When my daughter was two months old, my husband called from work and asked how I would feel about moving to London for six months to a year. I said “sure why not?” This either makes me very adventurous or slightly insane. Nothing was decided yet, but the possibility was there and we were up for it. Three months later it was confirmed that we would be going (for two years rather than six months) and it could happen very quickly. A couple weeks later my husband came home and said “We have six weeks.” So there it was, six weeks to pack up our entire lives and our baby and move to a foreign country.
When I think about those six weeks, it is kind of a blur. We told our friends and family and everyone was very excited, but the overwhelming sentiment was that moving in such a short time, with a young baby, would be a lot of work. They were right, but we had no choice but to make it work. One factor that made the whole thing even more stressful, was that we were going to ship most of our furniture and belongings by sea, which could take up to a month. So, if we wanted our belongings ready and waiting for us when we got to England, we had to pack up in two weeks. Fortunately, lack of sleep was something we had become well acquainted with at this point in our daughter’s life. Late nights of packing, cleaning and organizing fit right into our lifestyle. We shipped off most of our worldly possessions and slept on an air mattress and a travel cot for almost a month.
When you become a parent for the first time, it is so easy to get addicted to all of the stuff. You need, not want, but need the diaper bag, the clothes, the change table, the crib, the nursing pillow, all of it. You need it exactly the way you want it or your whole life is going to end. Now that I didn’t have my stuff, how would I cope? Turns out, just fine. I learned that I am capable of living, and raising a child, with far less than I think I need. My daughter was five months at the time and we kept a few toys, but not many (we were also sending a some things by air and putting others into storage). I discovered that five month olds don’t get bored, but are able to use what they have to amuse themselves. During our last month in New York, my daughter developed a new trick of scooting herself backwards across the floor which provided countless hours of entertainment for her and us.
So we survived our slimmed down life and with the help of my parents and professional movers (God bless professional movers), we made our trip across the pond without too much drama.

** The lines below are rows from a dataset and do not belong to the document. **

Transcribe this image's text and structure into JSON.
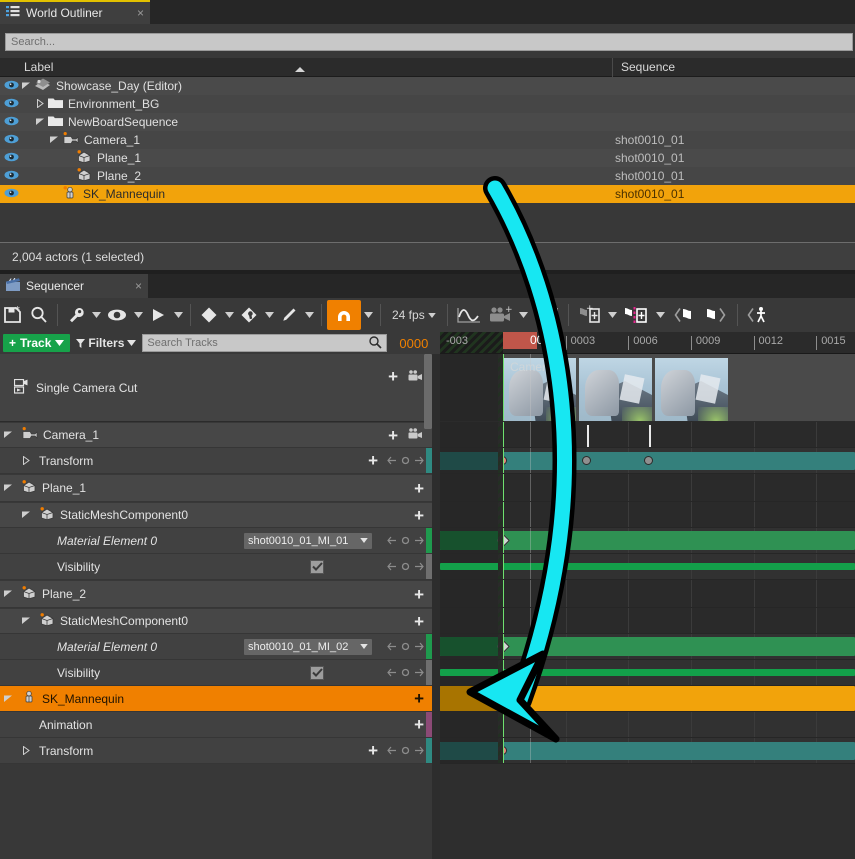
{
  "outliner": {
    "tab_label": "World Outliner",
    "tab_close": "×",
    "search_placeholder": "Search...",
    "columns": {
      "label": "Label",
      "sequence": "Sequence"
    },
    "rows": [
      {
        "label": "Showcase_Day (Editor)",
        "sequence": "",
        "indent": 0,
        "icon": "world-icon",
        "disclosure": "down",
        "selected": false
      },
      {
        "label": "Environment_BG",
        "sequence": "",
        "indent": 1,
        "icon": "folder-icon",
        "disclosure": "right",
        "selected": false
      },
      {
        "label": "NewBoardSequence",
        "sequence": "",
        "indent": 1,
        "icon": "folder-icon",
        "disclosure": "down",
        "selected": false
      },
      {
        "label": "Camera_1",
        "sequence": "shot0010_01",
        "indent": 2,
        "icon": "camera-icon",
        "disclosure": "down",
        "selected": false
      },
      {
        "label": "Plane_1",
        "sequence": "shot0010_01",
        "indent": 3,
        "icon": "mesh-icon",
        "disclosure": "none",
        "selected": false
      },
      {
        "label": "Plane_2",
        "sequence": "shot0010_01",
        "indent": 3,
        "icon": "mesh-icon",
        "disclosure": "none",
        "selected": false
      },
      {
        "label": "SK_Mannequin",
        "sequence": "shot0010_01",
        "indent": 2,
        "icon": "skeletal-icon",
        "disclosure": "none",
        "selected": true
      }
    ],
    "status": "2,004 actors (1 selected)"
  },
  "sequencer": {
    "tab_label": "Sequencer",
    "tab_close": "×",
    "toolbar": {
      "save_label": "save-sequence",
      "find_label": "find",
      "tools_label": "general-options",
      "view_label": "view-options",
      "playback_label": "playback-options",
      "keying_label": "keyframe-options",
      "snapping_label": "snap-options",
      "curve_label": "curve-editor",
      "magnet_active": true,
      "fps_label": "24 fps",
      "accent_orange": "#f08000",
      "accent_green": "#17a24a"
    },
    "filters": {
      "track_button": "Track",
      "filters_button": "Filters",
      "search_placeholder": "Search Tracks",
      "current_frame": "0000"
    },
    "ruler": {
      "start_label": "-003",
      "playhead_label": "0000",
      "ticks": [
        "0003",
        "0006",
        "0009",
        "0012",
        "0015"
      ]
    },
    "camera_cut": {
      "label": "Single Camera Cut",
      "section_label": "Camera_1"
    },
    "tracks": [
      {
        "name": "Camera_1",
        "level": 0,
        "icon": "camera-icon",
        "disclosure": "down",
        "kind": "object",
        "selected": false,
        "color": ""
      },
      {
        "name": "Transform",
        "level": 1,
        "icon": "none",
        "disclosure": "right",
        "kind": "property",
        "selected": false,
        "color": "#2f8a82"
      },
      {
        "name": "Plane_1",
        "level": 0,
        "icon": "mesh-icon",
        "disclosure": "down",
        "kind": "object",
        "selected": false,
        "color": ""
      },
      {
        "name": "StaticMeshComponent0",
        "level": 1,
        "icon": "mesh-icon",
        "disclosure": "down",
        "kind": "object",
        "selected": false,
        "color": ""
      },
      {
        "name": "Material Element 0",
        "level": 2,
        "icon": "none",
        "disclosure": "none",
        "kind": "combo",
        "selected": false,
        "color": "#1f9a4e",
        "value": "shot0010_01_MI_01"
      },
      {
        "name": "Visibility",
        "level": 2,
        "icon": "none",
        "disclosure": "none",
        "kind": "checkbox",
        "selected": false,
        "color": "#6f6f6f",
        "checked": true
      },
      {
        "name": "Plane_2",
        "level": 0,
        "icon": "mesh-icon",
        "disclosure": "down",
        "kind": "object",
        "selected": false,
        "color": ""
      },
      {
        "name": "StaticMeshComponent0",
        "level": 1,
        "icon": "mesh-icon",
        "disclosure": "down",
        "kind": "object",
        "selected": false,
        "color": ""
      },
      {
        "name": "Material Element 0",
        "level": 2,
        "icon": "none",
        "disclosure": "none",
        "kind": "combo",
        "selected": false,
        "color": "#1f9a4e",
        "value": "shot0010_01_MI_02"
      },
      {
        "name": "Visibility",
        "level": 2,
        "icon": "none",
        "disclosure": "none",
        "kind": "checkbox",
        "selected": false,
        "color": "#6f6f6f",
        "checked": true
      },
      {
        "name": "SK_Mannequin",
        "level": 0,
        "icon": "skeletal-icon",
        "disclosure": "down",
        "kind": "object",
        "selected": true,
        "color": "#f08000"
      },
      {
        "name": "Animation",
        "level": 1,
        "icon": "none",
        "disclosure": "none",
        "kind": "track",
        "selected": false,
        "color": "#8c4a76"
      },
      {
        "name": "Transform",
        "level": 1,
        "icon": "none",
        "disclosure": "right",
        "kind": "property",
        "selected": false,
        "color": "#2f8a82"
      }
    ]
  },
  "annotation": {
    "arrow": "cyan-curved-arrow",
    "arrow_color": "#17e7f2"
  }
}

When we arrived in London, we stayed in a temporary apartment until we found our permanent home. My husband was very eager to open a bank account and get mobile phones the day we arrived. This proved impossible to do; no permanent address, no bank account, no bank account, no mobile phone. We also learned our first lesson about England, you need an appointment to do everything. We were disheartened and it was only day one.
The next day we regrouped and started the search for our new home. This task was made so much easier with babywearing. With my daughter in her sling, we could quickly get from place to place and she stayed happy throughout most of it.
At the end of the first day, there was a place my husband decided was the one, I wasn’t so sure. The kitchen was small and dark, the layout was strange and it was falling apart in places. When we talked it over I realized he didn’t so much love the place as he just wanted the whole process to be over and done with. I had to remind him, that as a stay at home mom, I would be the one spending most of the time there. There was another place we had seen that day that we both loved, but it was too expensive. We wrote a thoughtful letter to the owner about who we were and asked if he would lower the rent. Our leasing agent wasn’t so sure, but it paid off and he agreed. Unfortunately, the place would not be ready for another 3 weeks. Our second lesson about England was, everything closes for Easter…everything. We wanted to move on Good Friday but that was out of the question, so that added another 5 days to our waiting period.
While we waited, my husband went back to work and I got going on my new job, meeting my new mommy village. I decided to get out and explore as much as possible in my first few weeks in London. The very first week we were here, I found a Mum and Baby Book Club on meetup.com who happened to be reading the very book I had just finished. They were meeting not too far from where we were staying, so I strapped my daughter into the Ergo and off we went. There were only 3 of us there, but it was a wonderful experience and I still meet these ladies once a month to discuss books and babies (and now toddlers). They have become some of my best friends in London.
This has been the most valuable lesson I have learned since I moved, get out there, get out of your comfort zone and do things. Having a child gives you an instant connection to people you may never have spoken to otherwise. Moving to a new place, especially a new country, gives you the opportunity to explore and do things you may never have done before. It takes a sense of adventure and a little bit of insanity. It might not be what you want at first, but it can be an amazing experience nonetheless. Kids are extremely adaptable, and they teach us that we can be too.